American director and producer (born 1970)

Irene Taylor (born June 15, 1970) is a film director and producer.

==Early life==
Taylor was born on June 15, 1970, to deaf parents Sally and Paul Taylor. She graduated from New York University and Columbia University's Graduate School of Journalism.

==Career==
Taylor began her documentary career in photojournalism. Her first feature documentary, Hear and Now, a documentary memoir about her deaf parents, won the Audience Award at the 2007 Sundance Film Festival, a Peabody Award, and numerous awards at festivals around the world. It was also nominated by the Producers Guild of America in 2008 for Documentary of the Year. Her HBO feature documentary Beware the Slenderman received two 2017 Critics' Choice Award nominations, for Best Director and Best Documentary, and was also nominated for a 2018 Emmy Award.

Taylor's previous credits include several theatrically released short films, all which aired on HBO. The Final Inch, about the global effort to eradicate polio, was nominated for an Academy award, multiple Emmys, and won the IDA's Pare Lorentz Award. After the 2010 Gulf oil spill, she followed the life of a single bird found coated in oil, and made Saving Pelican 895 which won an Emmy for its affecting music. She directed One Last Hug: Three Days at Grief Camp, which won the 2014 Prime Time Emmy for Best Children's Programming. In 2016 she released Open Your Eyes, about an aging couple living in the Himalayas determined to regain their sight. Taylor's short opinion film Between Sound and Silence was released by The New York Times Op-Docs.

Taylor's early career began in Kathmandu, Nepal, working as a Himalayan Mountain guide and author. Her photography book, Buddhas in Disguise, became the basis for her first documentary film, made in 1993 with the United Nations. She was a producer for CBS Sunday Morning, and founded her production company Vermilion Films in 2006.

In 2019, Taylor made Moonlight Sonata: Deafness in Three Movements about her deaf son, her deaf father and Beethoven, as he went deaf while writing his famous sonata. It premiered at the 2019 Sundance Film Festival, and was nominated for a 2020 PrimeTime Emmy Award for Special Merit in Documentary Filmmaking. That year, Taylor founded The Treehouse Project, a nonprofit forging broader accessibility to documentary film.

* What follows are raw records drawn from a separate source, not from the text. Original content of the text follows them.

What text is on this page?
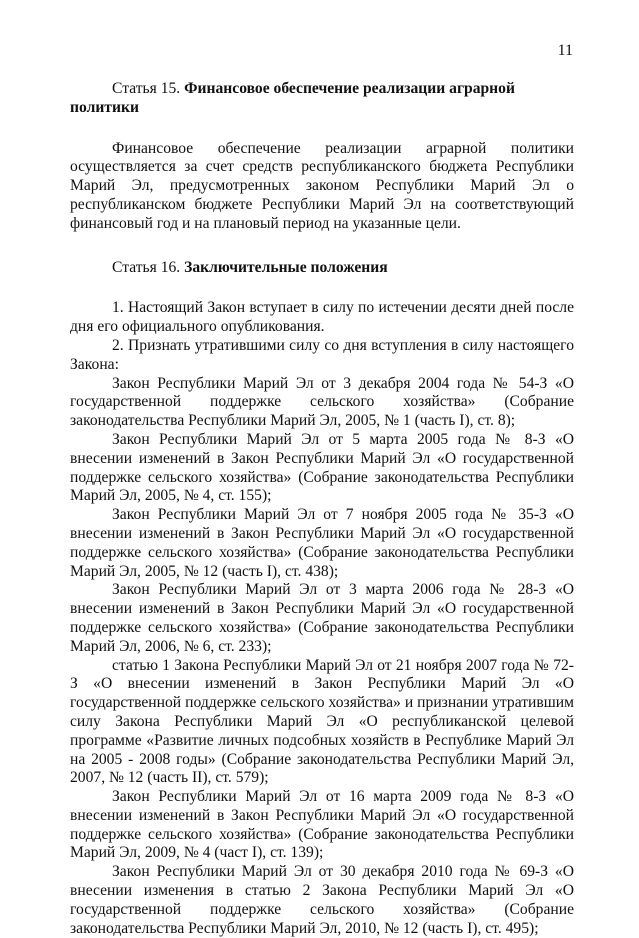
11

Статья 15. Финансовое обеспечение реализации аграрной политики

Финансовое обеспечение реализации аграрной политики осуществляется за счет средств республиканского бюджета Республики Марий Эл, предусмотренных законом Республики Марий Эл о республиканском бюджете Республики Марий Эл на соответствующий финансовый год и на плановый период на указанные цели.

Статья 16. Заключительные положения

1. Настоящий Закон вступает в силу по истечении десяти дней после дня его официального опубликования.

2. Признать утратившими силу со дня вступления в силу настоящего Закона:

Закон Республики Марий Эл от 3 декабря 2004 года № 54-З «О государственной поддержке сельского хозяйства» (Собрание законодательства Республики Марий Эл, 2005, № 1 (часть I), ст. 8);

Закон Республики Марий Эл от 5 марта 2005 года № 8-З «О внесении изменений в Закон Республики Марий Эл «О государственной поддержке сельского хозяйства» (Собрание законодательства Республики Марий Эл, 2005, № 4, ст. 155);

Закон Республики Марий Эл от 7 ноября 2005 года № 35-З «О внесении изменений в Закон Республики Марий Эл «О государственной поддержке сельского хозяйства» (Собрание законодательства Республики Марий Эл, 2005, № 12 (часть I), ст. 438);

Закон Республики Марий Эл от 3 марта 2006 года № 28-З «О внесении изменений в Закон Республики Марий Эл «О государственной поддержке сельского хозяйства» (Собрание законодательства Республики Марий Эл, 2006, № 6, ст. 233);

статью 1 Закона Республики Марий Эл от 21 ноября 2007 года № 72-З «О внесении изменений в Закон Республики Марий Эл «О государственной поддержке сельского хозяйства» и признании утратившим силу Закона Республики Марий Эл «О республиканской целевой программе «Развитие личных подсобных хозяйств в Республике Марий Эл на 2005 - 2008 годы» (Собрание законодательства Республики Марий Эл, 2007, № 12 (часть II), ст. 579);

Закон Республики Марий Эл от 16 марта 2009 года № 8-З «О внесении изменений в Закон Республики Марий Эл «О государственной поддержке сельского хозяйства» (Собрание законодательства Республики Марий Эл, 2009, № 4 (част I), ст. 139);

Закон Республики Марий Эл от 30 декабря 2010 года № 69-З «О внесении изменения в статью 2 Закона Республики Марий Эл «О государственной поддержке сельского хозяйства» (Собрание законодательства Республики Марий Эл, 2010, № 12 (часть I), ст. 495);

Taylor's film Leave No Trace: A Hidden History of the Boy Scouts premiered at the 2022 Tribeca Film Festival, and won a 2022 Columbia-DuPont award.

In 2021 it was announced that Taylor would be working with Sony Music on a documentary about the French-Canadian singer Celine Dion. The film, I Am: Celine Dion, was released on June 21, 2024.

Taylor's documentaries have appeared on HBO, Hulu, CBS, A&E, Fox, and the History Channel.

== Filmography ==
- 2007: Hear and Now
- 2009: The Final Inch
- 2011: Saving Pelican 895
- 2014: One Last Hug: Three Days at Grief Camp
- 2015: Open Your Eyes
- 2016: Beware the Slenderman
- 2017: The Life Story
- 2018: The Listening Project
- 2018: Homeless: The Soundtrack
- 2018: Between Sound and Silence
- 2019: Moonlight Sonata
- 2022: Leave No Trace: A Hidden History of the Boy Scouts
- 2023: Trees and Other Entanglements
- 2024: I Am: Celine Dion

==Awards and nominations==
- 2004: Emmy Award for an "Outstanding Feature in a Regularly Scheduled Broadcast", Heart of the Country
- 2007: Sundance Film Festival Audience Award, Hear and Now
- 2008: Peabody Award, Hear and Now
- 2009: Nominee for Academy Award, The Final Inch
- 2016: Critics' Choice Documentary Awards: Nominee for Best Documentary Feature and for Best Direction of a Documentary Feature for Beware the Slenderman
- 2020: Nominee for Emmy in Exceptional Merit in Documentary Filmmaking, Moonlight Sonata: Deafness in Three Movements
- 2022: Columbia duPont Award for Excellence in Broadcast, Documentary and Online Journalism for Leave No Trace: A Hidden History of the Boy Scouts

==Select works==

- 1997 - Buddhas in Disguise: Deaf People of Nepal? San Diego, California: DawnSignPress. ISBN 978-0-915-03559-5; ; the book's stories and photographs shed light on the Deaf culture and community in Nepal.
- 1999 - I Witness: Polygamy. Amazon Prime Video. Main videographer and a producer of five 24-minute episodes on Alex Joseph's polygamist family just before Joseph died of liver cancer.